Contemplaba la geografía de mi cuerpo, pulgada a pulgada, descubría los rincones ocultos, me tocaba, me lamía, me pellizcaba. Estoy viva, amo mi cuerpo, me decía, amo mi cuello, mis axilas, el plano abdomen de mi juventud, registraba minuciosamente los vellos del pubis, los alaba, me apretaba la punta de los pezones hasta sentir dolor. Dentro de aquellos probadores descubrí que el dolor me excitaba, me transportaba a otras regiones fuera de la realidad, viajaba con el dolor. Luces, voces, figuras cálidas, afelpadas, me envolvían. Era como un largo viaje sin usar drogas. Si algo le agradezco a las tiendas Macy’s fue mi relación con los espejos y conocer el auto placer.
Cuando se ama no importan las confesiones. La confesión es un acto de entrega. Lo guardado se deposita en otro como un estibador necesita a su compañero de faena para levantar de un solo golpe un saco pesado. Entre dos, la carga se hace liviana.
En mi vida, en distintos períodos, he tenido que escuchar muchas confesiones. No me gustan, pero las he oído. Confesiones de locos, de desconocidos, de moribundos, de mujeres que he olvidado sus rostros pero lo que una vez me trasmitieron siempre he de recordar. Dicen que la cama es el mejor confesionario, luego de consumar un buen orgasmo. Dicen que en un vagón de un tren cuando se viaja lentamente por la espina que surca los pueblos. Cuando un compañero de celda desesperado se acerca a ti, oculta con sus manos su cara quizás por vergüenza o arrepentimiento y empieza a decir sus secretos delitos.
Oír confesiones de otros es como ser testigo y cómplice al mismo tiempo. Se requiere de mucho coraje para desprender la mierda grande que ha estado oculta por mucho tiempo, quizás la mierda de toda una vida.
No todos tenemos la capacidad ni la paciencia de escuchar, ni tampoco el valor de transmitir una confesión. Lo feo, lo sucio, o lo que creemos feo y sucio, cuesta mucho decírselo a otro. También es un riesgo confesar y un riesgo escuchar. Hacer una confesión es tal vez como mostrar en público nuestra ropa íntima empercudida, o abandonar a la vista de gente extraña nuestra dentadura postiza. La grandeza del receptor, es soportar las experiencias inéditas trasmitidas por el otro. Es aceptar lo que te dice, sin emitir juicios, sin utilizar la información entregada en contra del que ha confesado. Esto último, suele ser tarea de los policías de todas las épocas y de todas las partes del mundo, de los inquisidores, de los jueces y fiscales.

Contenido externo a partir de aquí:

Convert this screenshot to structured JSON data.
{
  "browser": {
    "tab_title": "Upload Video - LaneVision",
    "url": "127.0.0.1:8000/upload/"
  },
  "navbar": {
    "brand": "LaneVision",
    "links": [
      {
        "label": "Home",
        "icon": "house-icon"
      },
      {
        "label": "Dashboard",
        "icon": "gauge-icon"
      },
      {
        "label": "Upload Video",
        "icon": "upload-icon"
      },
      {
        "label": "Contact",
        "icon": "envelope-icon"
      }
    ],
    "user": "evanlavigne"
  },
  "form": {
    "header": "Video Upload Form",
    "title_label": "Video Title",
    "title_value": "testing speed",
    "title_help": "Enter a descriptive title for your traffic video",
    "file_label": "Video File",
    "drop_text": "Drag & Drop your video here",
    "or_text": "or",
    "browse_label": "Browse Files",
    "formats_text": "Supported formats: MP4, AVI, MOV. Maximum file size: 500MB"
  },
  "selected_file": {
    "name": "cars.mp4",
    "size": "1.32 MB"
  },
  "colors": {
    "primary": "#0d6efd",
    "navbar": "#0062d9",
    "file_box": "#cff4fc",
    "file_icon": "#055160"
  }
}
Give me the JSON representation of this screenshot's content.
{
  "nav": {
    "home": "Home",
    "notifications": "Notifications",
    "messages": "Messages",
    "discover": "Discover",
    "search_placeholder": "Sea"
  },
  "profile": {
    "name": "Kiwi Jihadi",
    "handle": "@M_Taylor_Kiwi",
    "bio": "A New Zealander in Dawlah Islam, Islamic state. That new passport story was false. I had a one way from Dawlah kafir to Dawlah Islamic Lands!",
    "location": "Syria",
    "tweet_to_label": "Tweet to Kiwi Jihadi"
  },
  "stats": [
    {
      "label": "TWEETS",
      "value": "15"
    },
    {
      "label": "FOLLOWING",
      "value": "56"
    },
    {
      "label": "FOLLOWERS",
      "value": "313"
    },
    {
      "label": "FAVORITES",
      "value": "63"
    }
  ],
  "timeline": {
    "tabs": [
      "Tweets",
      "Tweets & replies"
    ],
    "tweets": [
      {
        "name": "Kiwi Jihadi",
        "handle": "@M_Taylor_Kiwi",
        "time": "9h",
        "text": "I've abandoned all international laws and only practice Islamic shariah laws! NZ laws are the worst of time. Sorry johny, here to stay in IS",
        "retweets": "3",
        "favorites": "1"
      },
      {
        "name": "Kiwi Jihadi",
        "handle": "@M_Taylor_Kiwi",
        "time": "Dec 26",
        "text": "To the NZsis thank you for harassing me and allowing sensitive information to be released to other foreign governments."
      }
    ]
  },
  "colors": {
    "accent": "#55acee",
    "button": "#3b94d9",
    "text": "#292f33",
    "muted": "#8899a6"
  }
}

Desembucha, gritan desde sombríos cuartos para interrogar y extraer confesiones. Vomita, porque tan pronto como confieses ya veremos que hacer contigo. Quizás si cooperas te absolveremos, o serás condenado. Lograremos que te arrepientas y entrarás liviano en el reino de Dios, o volverás correcto y sin mancha al seno de la sociedad.
Divulgar una confesión que se ha efectuado voluntariamente es traicionar. Posiblemente un escritor al hacer público una confesión en aras de la creación, se convierte en traidor. Una confesión es un acto de confianza. Yo te confío este secreto: Una vez maltraté a mi anciana madre. Robé el salario de mi mejor amigo. Me acosté con el hermano de mi esposo y durante veinte años le fui infiel. Yo te confió que soy homosexual pero nadie lo sabe a no ser tú. Exclusividad. Yo te confío que no creo en el régimen, que soy y he sido un arribista, que muchas veces he vendido mi cuerpo y mi espíritu, tan solo por la vanidad de tener lo que otros no tenían.
Quien confiesa y quien escucha, restauran, aunque sea por un instante y casi siempre sin proponérselo, los valores de la lealtad.
Cuando se ama no importa cuán graves pueden ser las confesiones.
Al poco tiempo de conocernos, Elizabeth, me hizo su primera confesión.
Una madrugada cuando regresaba del teatro tropecé en el pasillo del piso de mi apartamento con el conserje del edificio. El hombre era un negro jamaiquino que me resultaba simpático porque cuando nos veíamos me saludaba con amabilidad y respeto y decía que si necesitaba cualquier reparación en mi apartamento no dudara en llamarlo. ¿Por eso me resultaba simpático? Sí, por eso. En esa época me gustaba la gente dócil, vasallo, esa clase de gente me proporcionaba cierta seguridad. Nunca coquetee con él. Sin embargo, esa noche el individuo sin decir nada se abalanzó hacia mí y me abrazó por la cintura con fuerza. Creo que lloraba. Luego suplicante empezó a susurrar al oído: Déjame tenerte blanca, déjame tenerte, por favor déjame tenerte. Me besaba y yo hacía todo lo posible por soltarme, estaba confundida, nunca había vivido en compañía de otro, nadie me había dado una caricia, tendría unos 30 años y era una especie de virgen que se auto complacía con vibradores y provocándome dolor frente a los espejos. Estuve un rato forcejeando con él, le clavé los dientes en su mejilla y estaba tan alterado que no lo sintió. Sangraba. Toda su cara sangraba. Pude gritar, pude pedir ayuda a los vecinos, pero no lo hice. El conserje me levantó la falda y comenzó a frotar con su mano mi vagina, sus dedos ásperos me lastimaban, me quemaban, más, cada segundo más y sentí dolor y el dolor se volvió como siempre me ocurría por aquella época, en una cadena de sensaciones placenteras. Le abrí las piernas. Dejé de resistir. Le pedí que me golpeara y lo hizo, le pedí que me mordiera y lo hizo. Sí, hazlo duro, más fuerte, le decía y su puño golpeaba contra mi cara, contra mis muslos, contra mis caderas. El conserje finalmente me tumbó al suelo y jadeante, como una bestia hubo de poseerme por entero. Cuando por fin eyaculó, se desprendió rápido de mí. Recuerdo que le supliqué que cuando deseara podía hacerlo con el mismo ímpetu de aquella noche. Creo que sonrió o hizo una mueca. No recuerdo. Quedé por unos minutos tendida en el suelo mientras lo veía alejarse. Pude denunciarlo, pruebas tenía de sobra, pero no lo hice.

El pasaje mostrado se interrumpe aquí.